The Lusaka High Court has directed Konkola Copper Mines (KCM) to pay its former power supplier, Copperbelt Energy Corporation PLC, 40 percent of US$29.6 million within 10 days.
The order, issued under the Creditor’s Scheme of Arrangement, results from KCM’s failure to meet its obligations to CEC, a Class 2 creditor.
High Court Judge Charles Kafunda ruled that the restriction on lawsuits under the Deed of Release and Waiver does not apply to appeals challenging the approval of a scheme.
He states that affected creditors have statutory and constitutional rights to object and appeal such approvals.
Judge Kafunda noted that the bar date for KCM to settle debts under the scheme expired on August 30, 2024, with no extension granted.
Despite this, KCM was yet to pay the required 40 percent of the admitted debt to CEC, even though other Class 2 creditors have received payments.
CEC’s Chief Financial Officer, Mutale Mukuka, revealed that efforts to resolve the matter administratively had failed.

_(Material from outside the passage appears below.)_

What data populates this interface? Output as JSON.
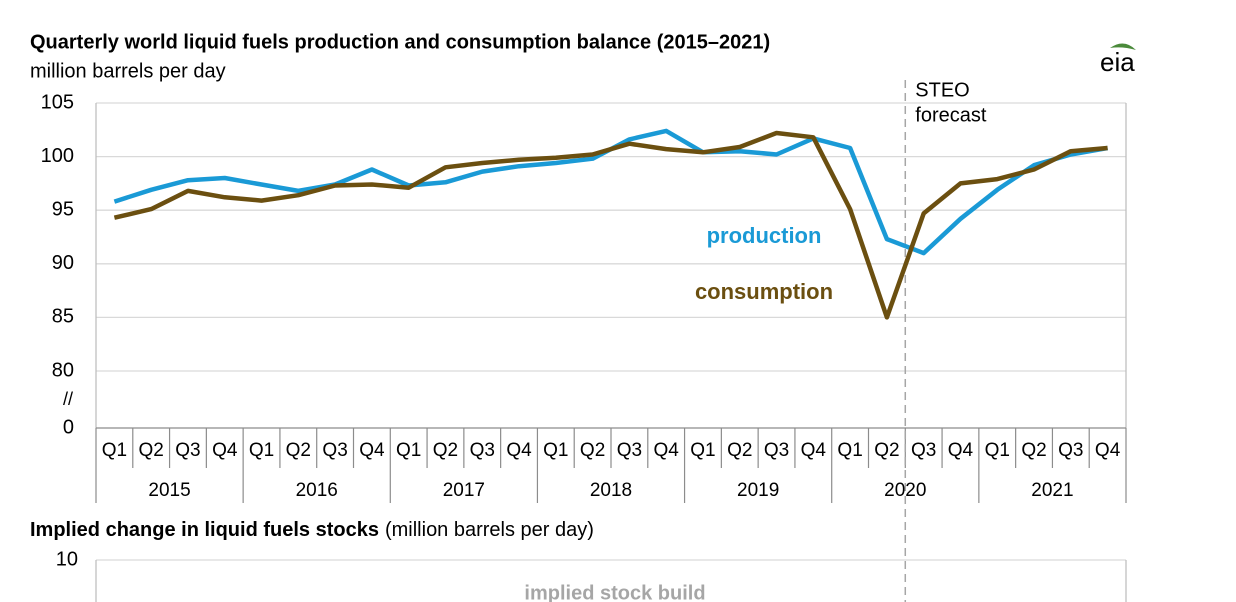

KCM informed CEC that payments could not be made due to a pending appeal in the Court of Appeal, a justification the judge deemed insufficient.
Judge Kafunda stated that the appeal does not contest KCM’s indebtedness to CEC and ruled that an appeal does not automatically stay a court judgment.
He clarified that no stay order had been issued, meaning the initial ruling remains binding.
The judge referenced Section 46(10) of the Corporate Insolvency Act No. 9 of 2017, which grants creditors the right to object to scheme approvals, and Article 131 of the Constitution of Zambia, which guarantees the right to appeal.
These provisions, he ruled, override any restrictions in the Deed of Release and Waiver.
The court directed KCM to pay the first installment of the admitted debt to CEC within 10 days from date of ruling of December 2, 2024. It also awarded costs to CEC, to be borne by KCM.